Spreading out beneath a canopy of ancient oaks in Mobile, Alabama is a magnificent city of the dead.  Established by a municipal ordinance in 1836 outside the city limits on thirty-six acres of land, this peaceful place of rest now lies in the heart of historic Mobile, just blocks from downtown.  Today, Magnolia Cemetery covers over 120 acres, and contains some 80,000 grave sites.  Originally called the New Burial Ground, the name was officially changed to Magnolia Cemetery on January 15, 1867.  Adjoining Magnolia Cemetery are a National Cemetery containing the graves of over 6,000 veterans, and the cemeteries of Mobile’s two Jewish congregations.  Today Magnolia Cemetery is cared for and managed under contract by the Friends of Magnolia Cemetery, Inc., which has made it an inspiring example of historic preservation and restoration.  The variety and array of funerary art on display are breathtaking; from hauntingly mournful angels to elaborate urns, anchors, lambs, and crosses symbolizing hope, mercy, forgiveness, and memory.  In addition, the many graceful epitaphs are reminders of a more eloquent and devout age.  A visit to this fascinating necropolis is an outdoor experience not to be missed.

            Placed on the National Register of Historic Places in 1986, Magnolia Cemetery documents much of the history of Mobile, Alabama.

            Resting within its 120 acres are many notables from Mobile’s past.  Among them are: Confederate General Braxton Bragg, Battle House Hotel owner James Battle, renowned physician Dr.

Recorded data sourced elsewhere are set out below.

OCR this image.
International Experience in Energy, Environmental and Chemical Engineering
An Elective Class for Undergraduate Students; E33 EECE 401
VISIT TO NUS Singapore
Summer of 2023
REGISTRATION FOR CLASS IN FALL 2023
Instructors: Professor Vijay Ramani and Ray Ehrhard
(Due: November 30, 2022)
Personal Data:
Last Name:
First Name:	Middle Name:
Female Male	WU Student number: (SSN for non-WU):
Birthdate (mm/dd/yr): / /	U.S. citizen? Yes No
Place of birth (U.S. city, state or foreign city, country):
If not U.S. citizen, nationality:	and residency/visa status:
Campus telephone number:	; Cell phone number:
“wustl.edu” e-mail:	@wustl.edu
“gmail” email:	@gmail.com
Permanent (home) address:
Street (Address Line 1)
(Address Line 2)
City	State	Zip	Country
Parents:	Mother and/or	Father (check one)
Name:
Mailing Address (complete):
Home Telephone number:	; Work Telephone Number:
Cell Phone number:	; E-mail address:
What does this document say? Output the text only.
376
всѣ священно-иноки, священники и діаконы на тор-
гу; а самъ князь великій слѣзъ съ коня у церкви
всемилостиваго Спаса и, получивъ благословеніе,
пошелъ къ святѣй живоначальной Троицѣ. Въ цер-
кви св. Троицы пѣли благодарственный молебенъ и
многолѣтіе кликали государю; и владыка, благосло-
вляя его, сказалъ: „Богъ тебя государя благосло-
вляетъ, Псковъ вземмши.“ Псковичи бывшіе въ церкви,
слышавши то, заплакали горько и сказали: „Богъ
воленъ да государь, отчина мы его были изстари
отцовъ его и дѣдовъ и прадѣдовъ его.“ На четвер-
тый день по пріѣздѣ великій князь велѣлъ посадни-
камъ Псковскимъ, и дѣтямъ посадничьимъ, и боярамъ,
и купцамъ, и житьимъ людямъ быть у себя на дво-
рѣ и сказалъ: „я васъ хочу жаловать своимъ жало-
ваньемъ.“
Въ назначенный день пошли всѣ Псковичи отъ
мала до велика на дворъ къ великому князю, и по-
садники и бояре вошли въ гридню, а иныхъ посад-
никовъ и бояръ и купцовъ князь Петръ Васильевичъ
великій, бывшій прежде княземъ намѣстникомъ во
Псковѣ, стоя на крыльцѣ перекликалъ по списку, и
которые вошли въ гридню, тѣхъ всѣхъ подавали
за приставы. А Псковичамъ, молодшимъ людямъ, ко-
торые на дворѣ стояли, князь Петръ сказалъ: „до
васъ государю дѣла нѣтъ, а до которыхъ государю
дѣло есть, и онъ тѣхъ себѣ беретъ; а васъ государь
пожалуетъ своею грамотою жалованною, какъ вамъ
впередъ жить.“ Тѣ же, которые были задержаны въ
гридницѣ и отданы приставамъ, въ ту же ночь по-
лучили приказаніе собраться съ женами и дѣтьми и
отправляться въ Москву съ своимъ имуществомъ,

Josia Nott, twice Governor of Alabama John Gayle, Civil War authoress Augusta Evans Wilson, Cowbellian de Rakin society founder Michael Krafft, Apache Indian Chappo Geronimo, and the founders of Bellingrath Gardens, Walter D. and Bessie Morse Bellingrath.

            In Confederate Rest and the National Cemetery within Magnolia Cemetery are buried war dead from the War of 1812 through Operation Iraqi Freedom.

            Magnolia Cemetery has always been a place of change, as it continues to be today.  It is a unique and vast urban cemetery.  The needs today are very real ones.  The challenge to present-day Mobilians is to preserve Magnolia Cemetery; for its past, for its present, and for its future.